Interview

Snarky Puppy « On joue pour les vibrations, pas pour la perfection »

Sylva, le nouvel album du talentueux collectif Snarky Puppy, propose la rencontre entre le groove et la symphonie en compagnie du Metropole Orkest. Michael League, bassiste et leader hyperactif de la formation, décrit à FunkU son approche de compositeur/producteur et le fonctionnement démocratique de son groupe multi-directionnel. « Depuis le début, je ne voulais pas faire de la branlette jazz »…

Funk★U : Comment s’est déroulé le processus d’écriture de Sylva ?

Michael League : J’ai tout écrit en tournée, dans des chambres d’hôtel et dans des avions sur petit clavier Midi. Beaucoup de choses ont été écrites une semaine et demie avant qu’on ne répète pour l’enregistrement. J’ai consacré deux jours à tout terminer. C’était assez compliqué d’écrire pour un orchestre juste avec un petit clavier, mais la technologie fait pas mal de miracles. C’est un album de voyage. J’étais tout seul devant mon ordinateur. Ce n’est pas la manière idéale d’écrire une symphonie, mais c’était la seule option que j’avais.

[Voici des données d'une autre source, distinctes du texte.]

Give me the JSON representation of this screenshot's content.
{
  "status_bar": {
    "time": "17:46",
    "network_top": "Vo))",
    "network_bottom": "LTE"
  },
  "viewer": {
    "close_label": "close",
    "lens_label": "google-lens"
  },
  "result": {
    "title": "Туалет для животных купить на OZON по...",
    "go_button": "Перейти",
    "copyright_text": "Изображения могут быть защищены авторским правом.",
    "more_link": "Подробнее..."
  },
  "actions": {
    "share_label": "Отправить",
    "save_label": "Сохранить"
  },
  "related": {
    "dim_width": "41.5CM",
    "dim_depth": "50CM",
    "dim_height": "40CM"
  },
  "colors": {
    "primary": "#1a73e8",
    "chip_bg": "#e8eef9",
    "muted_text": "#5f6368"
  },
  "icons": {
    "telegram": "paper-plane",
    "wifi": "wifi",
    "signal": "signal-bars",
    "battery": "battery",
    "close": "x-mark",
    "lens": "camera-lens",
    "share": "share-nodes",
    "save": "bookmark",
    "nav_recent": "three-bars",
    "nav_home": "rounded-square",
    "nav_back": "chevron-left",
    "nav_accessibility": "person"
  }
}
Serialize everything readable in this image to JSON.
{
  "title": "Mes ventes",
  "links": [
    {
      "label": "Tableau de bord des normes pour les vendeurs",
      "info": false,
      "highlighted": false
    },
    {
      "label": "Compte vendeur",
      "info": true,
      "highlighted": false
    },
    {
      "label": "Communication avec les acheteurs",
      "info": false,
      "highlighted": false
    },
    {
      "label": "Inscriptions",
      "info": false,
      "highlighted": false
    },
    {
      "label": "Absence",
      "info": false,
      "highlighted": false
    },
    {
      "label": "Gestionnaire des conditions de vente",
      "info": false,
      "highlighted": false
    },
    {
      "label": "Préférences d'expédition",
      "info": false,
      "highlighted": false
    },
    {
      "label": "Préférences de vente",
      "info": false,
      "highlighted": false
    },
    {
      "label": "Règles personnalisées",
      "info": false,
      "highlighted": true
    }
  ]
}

Aucun des morceau n’est né d’une jam ou d’une répétition ?

On ne répète jamais. Et nous étions en tournée donc nous n’avions pas l’occasion de jammer, on faisait juste des balances. Je travaillais sur les nouveaux morceaux après les concerts, dans ma chambre d’hôtel, dans le tour bus… dès que j’en avais l’occasion.

Le fait de ne jamais répéter est assez inhabituel, non ?

Je crois que ça le serait si nous ne jouions pas 170 concerts par an, mais quand on joue autant, on n’a plus besoin de répéter. Et puis on change la musique tous les soirs, on improvise beaucoup, on ne joue jamais un morceau deux fois de la même manière, donc pourquoi répéter si c’est pour tout changer au moment du concert ? Et puis ça fait 10 ans qu’on joue ensemble ! Si nous étions un groupe vocal, nous devrions nous assurer que nos voix s’accordent toujours bien, mais c’est une autre histoire. Si nous restions six mois sans jouer, je comprendrais qu’on répète, mais ça n’arrive jamais. On ne reste jamais plus de deux semaines sans se produire, donc tout est toujours frais.

La formule que vous avez adoptée – toi à la tête du groupe et beaucoup de live – avait-elle été réfléchie dès le début du groupe ?

Non, nous n’étions même pas sensés être un groupe. À la base, nous étions juste quelques amis qui jouaient ensemble. Mais il y a eu un effet boule de neige, les choses se sont accumulées.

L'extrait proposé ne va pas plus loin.